Maybe they could see the problem brewing that is now an issue for Roche/Novartis.
There is an antibody that is used to treat cancer, which stimulates growth of blood vessels to help them grow. To do this there is a production of vascular endothelium growth factor. This is targeted by a drug called Avastin . It was also found that injecting a small amount of this ($50 worth) into the eye also stopped a degenerative condition in the eye (macular degeneration). So the company did studies and licenced another version of the antibody, which was diluted compared to Avastin and marketed this as Leucentis at a vastly inflated price ($2,000). However, you can take Avastin and use it regularly in the eye disease and the cost is vastly reduced, saving the NHS vast sums of money. So Novartis threatened to sue (but didn’t press the court case) the NHS.
Apparently this summer, the Italian Medicines Agency decided to reimburse patients who are given Avastin to treat age-related macular degeneration. And France’s National Assembly passed a law allowing for reimbursement of off-label medicines, and specifically mentioned Avastin.
The moves reflect efforts to cuts costs on medicines by cash-strapped European governments. Interestingly, anti-trust authorities in both Italy and France are eyeing Roche and Novartis on suspicion of anti-competitive practices.
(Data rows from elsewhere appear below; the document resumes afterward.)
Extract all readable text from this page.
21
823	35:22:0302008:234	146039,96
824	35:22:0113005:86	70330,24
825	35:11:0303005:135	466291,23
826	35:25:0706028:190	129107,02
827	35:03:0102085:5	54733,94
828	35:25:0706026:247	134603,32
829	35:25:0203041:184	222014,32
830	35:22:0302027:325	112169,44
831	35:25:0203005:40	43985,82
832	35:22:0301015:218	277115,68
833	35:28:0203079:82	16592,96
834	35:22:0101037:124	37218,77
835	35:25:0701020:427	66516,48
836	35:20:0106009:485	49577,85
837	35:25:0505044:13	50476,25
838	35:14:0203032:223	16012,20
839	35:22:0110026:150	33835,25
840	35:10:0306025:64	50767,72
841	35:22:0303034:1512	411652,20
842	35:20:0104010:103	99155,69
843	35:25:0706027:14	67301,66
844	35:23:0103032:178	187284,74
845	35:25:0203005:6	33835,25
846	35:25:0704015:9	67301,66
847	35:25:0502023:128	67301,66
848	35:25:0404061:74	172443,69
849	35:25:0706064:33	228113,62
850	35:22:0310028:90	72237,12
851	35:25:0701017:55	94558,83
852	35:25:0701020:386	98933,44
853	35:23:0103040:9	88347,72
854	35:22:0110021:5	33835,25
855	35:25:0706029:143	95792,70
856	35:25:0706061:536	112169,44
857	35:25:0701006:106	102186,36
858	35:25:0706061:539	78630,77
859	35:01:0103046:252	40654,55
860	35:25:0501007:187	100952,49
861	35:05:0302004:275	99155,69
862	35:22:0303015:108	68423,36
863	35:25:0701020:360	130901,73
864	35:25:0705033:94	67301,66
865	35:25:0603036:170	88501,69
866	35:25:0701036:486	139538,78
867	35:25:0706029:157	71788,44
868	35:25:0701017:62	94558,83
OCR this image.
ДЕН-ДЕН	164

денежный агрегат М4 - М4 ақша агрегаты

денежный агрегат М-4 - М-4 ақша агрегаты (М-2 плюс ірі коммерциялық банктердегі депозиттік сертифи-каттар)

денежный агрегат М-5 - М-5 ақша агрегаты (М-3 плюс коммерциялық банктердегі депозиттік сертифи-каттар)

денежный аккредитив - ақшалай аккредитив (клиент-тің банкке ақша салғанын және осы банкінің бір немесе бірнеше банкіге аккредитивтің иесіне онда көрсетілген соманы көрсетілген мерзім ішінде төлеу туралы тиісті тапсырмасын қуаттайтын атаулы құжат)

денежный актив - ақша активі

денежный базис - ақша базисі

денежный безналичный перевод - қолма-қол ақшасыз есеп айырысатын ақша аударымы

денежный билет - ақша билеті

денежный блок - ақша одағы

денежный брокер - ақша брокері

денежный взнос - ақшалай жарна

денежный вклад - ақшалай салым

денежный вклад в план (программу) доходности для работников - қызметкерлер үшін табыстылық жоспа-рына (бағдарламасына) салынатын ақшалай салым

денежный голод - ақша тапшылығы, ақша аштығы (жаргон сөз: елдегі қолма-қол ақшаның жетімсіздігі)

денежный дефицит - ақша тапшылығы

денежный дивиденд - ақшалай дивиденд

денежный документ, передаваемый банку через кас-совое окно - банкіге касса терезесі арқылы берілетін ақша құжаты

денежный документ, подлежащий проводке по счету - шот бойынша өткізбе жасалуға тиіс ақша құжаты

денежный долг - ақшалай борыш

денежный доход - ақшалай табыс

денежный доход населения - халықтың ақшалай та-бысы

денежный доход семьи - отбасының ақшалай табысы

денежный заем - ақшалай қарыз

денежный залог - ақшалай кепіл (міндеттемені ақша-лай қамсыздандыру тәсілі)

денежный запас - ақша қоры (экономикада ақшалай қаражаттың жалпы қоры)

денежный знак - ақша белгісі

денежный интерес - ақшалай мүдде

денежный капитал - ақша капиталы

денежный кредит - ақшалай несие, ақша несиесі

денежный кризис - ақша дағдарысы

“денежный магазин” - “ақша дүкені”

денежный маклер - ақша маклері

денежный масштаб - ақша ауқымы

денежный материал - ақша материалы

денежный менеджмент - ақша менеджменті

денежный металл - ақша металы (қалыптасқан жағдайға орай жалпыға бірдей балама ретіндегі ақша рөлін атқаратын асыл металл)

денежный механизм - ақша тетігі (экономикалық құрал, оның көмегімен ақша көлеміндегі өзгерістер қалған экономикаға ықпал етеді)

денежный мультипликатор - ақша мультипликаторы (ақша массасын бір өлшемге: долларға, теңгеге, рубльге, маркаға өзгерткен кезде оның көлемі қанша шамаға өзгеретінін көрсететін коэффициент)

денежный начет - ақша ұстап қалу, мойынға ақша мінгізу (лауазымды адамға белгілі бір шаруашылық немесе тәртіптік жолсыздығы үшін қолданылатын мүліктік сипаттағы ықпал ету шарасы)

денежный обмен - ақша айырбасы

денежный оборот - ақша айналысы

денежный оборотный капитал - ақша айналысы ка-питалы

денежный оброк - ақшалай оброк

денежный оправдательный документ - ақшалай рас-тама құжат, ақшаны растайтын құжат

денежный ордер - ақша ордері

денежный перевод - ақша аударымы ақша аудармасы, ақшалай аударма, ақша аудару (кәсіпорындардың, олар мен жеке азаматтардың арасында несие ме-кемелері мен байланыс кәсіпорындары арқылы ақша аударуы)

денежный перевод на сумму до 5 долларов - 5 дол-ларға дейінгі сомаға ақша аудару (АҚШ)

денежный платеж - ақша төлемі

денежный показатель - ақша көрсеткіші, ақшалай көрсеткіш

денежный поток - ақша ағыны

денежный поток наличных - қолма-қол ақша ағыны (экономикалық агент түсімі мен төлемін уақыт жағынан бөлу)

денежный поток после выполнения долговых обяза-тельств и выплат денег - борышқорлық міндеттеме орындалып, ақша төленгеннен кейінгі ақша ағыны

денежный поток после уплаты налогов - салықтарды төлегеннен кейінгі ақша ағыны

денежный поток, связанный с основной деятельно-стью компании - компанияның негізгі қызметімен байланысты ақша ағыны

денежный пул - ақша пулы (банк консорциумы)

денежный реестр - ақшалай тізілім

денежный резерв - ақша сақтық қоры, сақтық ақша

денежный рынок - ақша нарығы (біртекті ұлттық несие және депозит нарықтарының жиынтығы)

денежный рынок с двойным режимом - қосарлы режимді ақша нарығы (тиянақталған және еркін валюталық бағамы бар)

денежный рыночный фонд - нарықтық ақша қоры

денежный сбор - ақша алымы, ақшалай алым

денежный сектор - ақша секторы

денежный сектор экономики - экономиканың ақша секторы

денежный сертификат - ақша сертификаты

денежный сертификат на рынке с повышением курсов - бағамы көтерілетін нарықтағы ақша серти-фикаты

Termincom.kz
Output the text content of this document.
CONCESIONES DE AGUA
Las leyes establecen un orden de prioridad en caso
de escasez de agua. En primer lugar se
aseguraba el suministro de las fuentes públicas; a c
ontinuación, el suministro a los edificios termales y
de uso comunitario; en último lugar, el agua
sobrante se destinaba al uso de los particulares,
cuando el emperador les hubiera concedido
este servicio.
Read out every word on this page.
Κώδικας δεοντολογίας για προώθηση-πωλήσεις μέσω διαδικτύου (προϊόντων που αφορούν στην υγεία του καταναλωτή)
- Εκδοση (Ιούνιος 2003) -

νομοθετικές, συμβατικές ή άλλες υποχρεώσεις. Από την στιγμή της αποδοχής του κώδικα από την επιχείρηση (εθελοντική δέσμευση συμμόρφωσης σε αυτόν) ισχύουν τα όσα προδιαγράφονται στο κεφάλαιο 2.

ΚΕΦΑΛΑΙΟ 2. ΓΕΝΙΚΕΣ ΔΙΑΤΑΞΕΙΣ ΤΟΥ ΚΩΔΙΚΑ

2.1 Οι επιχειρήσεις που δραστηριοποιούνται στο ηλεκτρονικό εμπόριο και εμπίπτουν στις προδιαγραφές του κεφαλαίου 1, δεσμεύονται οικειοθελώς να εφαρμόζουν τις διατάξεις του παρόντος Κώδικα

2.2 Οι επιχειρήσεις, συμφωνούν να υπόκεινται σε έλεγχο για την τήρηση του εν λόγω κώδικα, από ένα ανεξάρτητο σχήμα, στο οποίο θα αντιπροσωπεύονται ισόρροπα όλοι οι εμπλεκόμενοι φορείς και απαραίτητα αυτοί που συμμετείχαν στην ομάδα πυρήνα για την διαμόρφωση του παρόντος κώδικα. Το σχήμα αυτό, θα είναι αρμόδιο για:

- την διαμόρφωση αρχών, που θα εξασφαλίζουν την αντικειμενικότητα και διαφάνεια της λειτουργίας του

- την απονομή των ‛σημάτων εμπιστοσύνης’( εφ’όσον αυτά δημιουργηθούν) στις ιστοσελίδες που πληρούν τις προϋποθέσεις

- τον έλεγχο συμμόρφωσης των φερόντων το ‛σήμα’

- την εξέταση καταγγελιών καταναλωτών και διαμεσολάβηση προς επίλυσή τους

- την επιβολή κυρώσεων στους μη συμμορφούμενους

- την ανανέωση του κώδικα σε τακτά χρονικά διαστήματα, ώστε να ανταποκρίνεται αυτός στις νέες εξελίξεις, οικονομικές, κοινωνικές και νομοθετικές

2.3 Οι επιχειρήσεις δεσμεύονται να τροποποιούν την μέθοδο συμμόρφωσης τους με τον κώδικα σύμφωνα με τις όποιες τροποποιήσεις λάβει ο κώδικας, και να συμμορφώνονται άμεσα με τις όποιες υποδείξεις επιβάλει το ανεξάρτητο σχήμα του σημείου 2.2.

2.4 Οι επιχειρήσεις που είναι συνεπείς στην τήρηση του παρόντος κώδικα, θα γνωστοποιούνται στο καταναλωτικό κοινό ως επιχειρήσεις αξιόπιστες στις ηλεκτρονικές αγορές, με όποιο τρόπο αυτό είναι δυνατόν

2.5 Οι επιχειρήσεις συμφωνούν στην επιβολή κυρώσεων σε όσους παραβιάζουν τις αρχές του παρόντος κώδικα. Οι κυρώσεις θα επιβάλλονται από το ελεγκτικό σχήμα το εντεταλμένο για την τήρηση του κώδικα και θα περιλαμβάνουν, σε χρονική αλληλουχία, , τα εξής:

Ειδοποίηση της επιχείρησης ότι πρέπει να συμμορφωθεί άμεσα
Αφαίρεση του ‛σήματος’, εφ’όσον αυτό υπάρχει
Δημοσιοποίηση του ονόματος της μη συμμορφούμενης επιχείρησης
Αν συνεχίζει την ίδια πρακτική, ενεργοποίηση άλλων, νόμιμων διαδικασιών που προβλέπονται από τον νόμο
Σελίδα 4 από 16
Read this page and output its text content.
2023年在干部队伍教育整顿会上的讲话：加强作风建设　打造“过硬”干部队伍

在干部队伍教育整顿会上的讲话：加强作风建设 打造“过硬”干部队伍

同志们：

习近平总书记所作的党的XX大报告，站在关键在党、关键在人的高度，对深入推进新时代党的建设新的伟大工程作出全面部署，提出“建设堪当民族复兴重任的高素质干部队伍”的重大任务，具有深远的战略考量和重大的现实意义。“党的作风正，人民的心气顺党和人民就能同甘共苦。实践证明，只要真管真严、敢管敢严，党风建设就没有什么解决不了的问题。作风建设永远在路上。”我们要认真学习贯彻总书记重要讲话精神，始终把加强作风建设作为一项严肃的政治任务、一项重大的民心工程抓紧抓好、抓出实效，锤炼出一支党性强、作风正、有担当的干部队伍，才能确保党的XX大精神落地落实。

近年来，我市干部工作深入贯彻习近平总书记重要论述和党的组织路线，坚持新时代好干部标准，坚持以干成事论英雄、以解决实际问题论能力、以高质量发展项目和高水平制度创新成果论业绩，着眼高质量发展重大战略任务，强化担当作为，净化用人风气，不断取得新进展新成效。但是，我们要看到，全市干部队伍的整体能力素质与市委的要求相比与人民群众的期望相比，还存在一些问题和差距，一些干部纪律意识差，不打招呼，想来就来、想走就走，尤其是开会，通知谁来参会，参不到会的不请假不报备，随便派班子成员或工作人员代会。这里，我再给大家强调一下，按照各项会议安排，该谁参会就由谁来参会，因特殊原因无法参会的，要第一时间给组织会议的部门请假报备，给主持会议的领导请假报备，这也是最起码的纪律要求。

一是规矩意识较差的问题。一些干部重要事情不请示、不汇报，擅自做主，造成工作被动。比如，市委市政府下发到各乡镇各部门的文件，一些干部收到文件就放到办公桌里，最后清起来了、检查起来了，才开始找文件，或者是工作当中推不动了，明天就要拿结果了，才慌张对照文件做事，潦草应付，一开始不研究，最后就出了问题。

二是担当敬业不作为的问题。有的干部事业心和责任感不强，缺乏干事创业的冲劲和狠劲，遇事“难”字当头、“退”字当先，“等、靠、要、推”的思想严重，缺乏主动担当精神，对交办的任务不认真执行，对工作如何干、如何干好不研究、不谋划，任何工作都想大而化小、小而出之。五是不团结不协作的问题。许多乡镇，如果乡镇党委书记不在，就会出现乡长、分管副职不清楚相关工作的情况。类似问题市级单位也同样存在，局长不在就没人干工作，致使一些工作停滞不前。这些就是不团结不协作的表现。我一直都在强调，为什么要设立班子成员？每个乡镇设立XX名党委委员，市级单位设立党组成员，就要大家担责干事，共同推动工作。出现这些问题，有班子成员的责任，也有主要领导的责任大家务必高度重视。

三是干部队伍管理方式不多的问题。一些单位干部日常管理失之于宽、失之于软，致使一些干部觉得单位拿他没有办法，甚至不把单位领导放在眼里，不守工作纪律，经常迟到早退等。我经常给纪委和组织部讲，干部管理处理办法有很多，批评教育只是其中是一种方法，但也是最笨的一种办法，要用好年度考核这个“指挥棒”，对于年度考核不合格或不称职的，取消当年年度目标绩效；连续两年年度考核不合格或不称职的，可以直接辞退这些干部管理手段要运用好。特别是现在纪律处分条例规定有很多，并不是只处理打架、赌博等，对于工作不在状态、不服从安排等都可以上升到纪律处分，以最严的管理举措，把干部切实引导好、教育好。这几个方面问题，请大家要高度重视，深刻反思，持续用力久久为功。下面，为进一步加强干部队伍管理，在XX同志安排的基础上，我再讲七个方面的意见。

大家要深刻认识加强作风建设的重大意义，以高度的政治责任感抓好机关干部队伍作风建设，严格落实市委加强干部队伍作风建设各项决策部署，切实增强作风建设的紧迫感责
The Royal College of opthalmologists says switching to the drug could save the NHS £100m and whilst eye docs in the UK can prescribe it “off-label”, but they are only supposed to do that if there is no suitable licensed drug and are personally liable if they do.
The Royal College say regulators should find a way of getting round what they call the “bureaucratic hurdles” that prevent its use, and called for the General Medical Council and National Institute for Health and Care Excellence to provide guidance. It is suggested that either the regulators find a way to license a drug without the sponsorship of the company that owns it or NICE must find a way to consider an off-label drug that is not being submitted for appraisal by the companies.
Genzyme have thus avoided a headache by removing CAMPATH from the shelf.
The news that azathioprine can be at least as effective as beta interferons brings this issue into focus of MS and will have importance for the studies aiming to use/repurpose existing drugs for the treatment of progressive MS, because once a licenced pharma drug arrives for progressive MS then this problem will apply.
Should the NHS and UK Docs be taking on big Pharma for the sake of the coffers of UK PLC?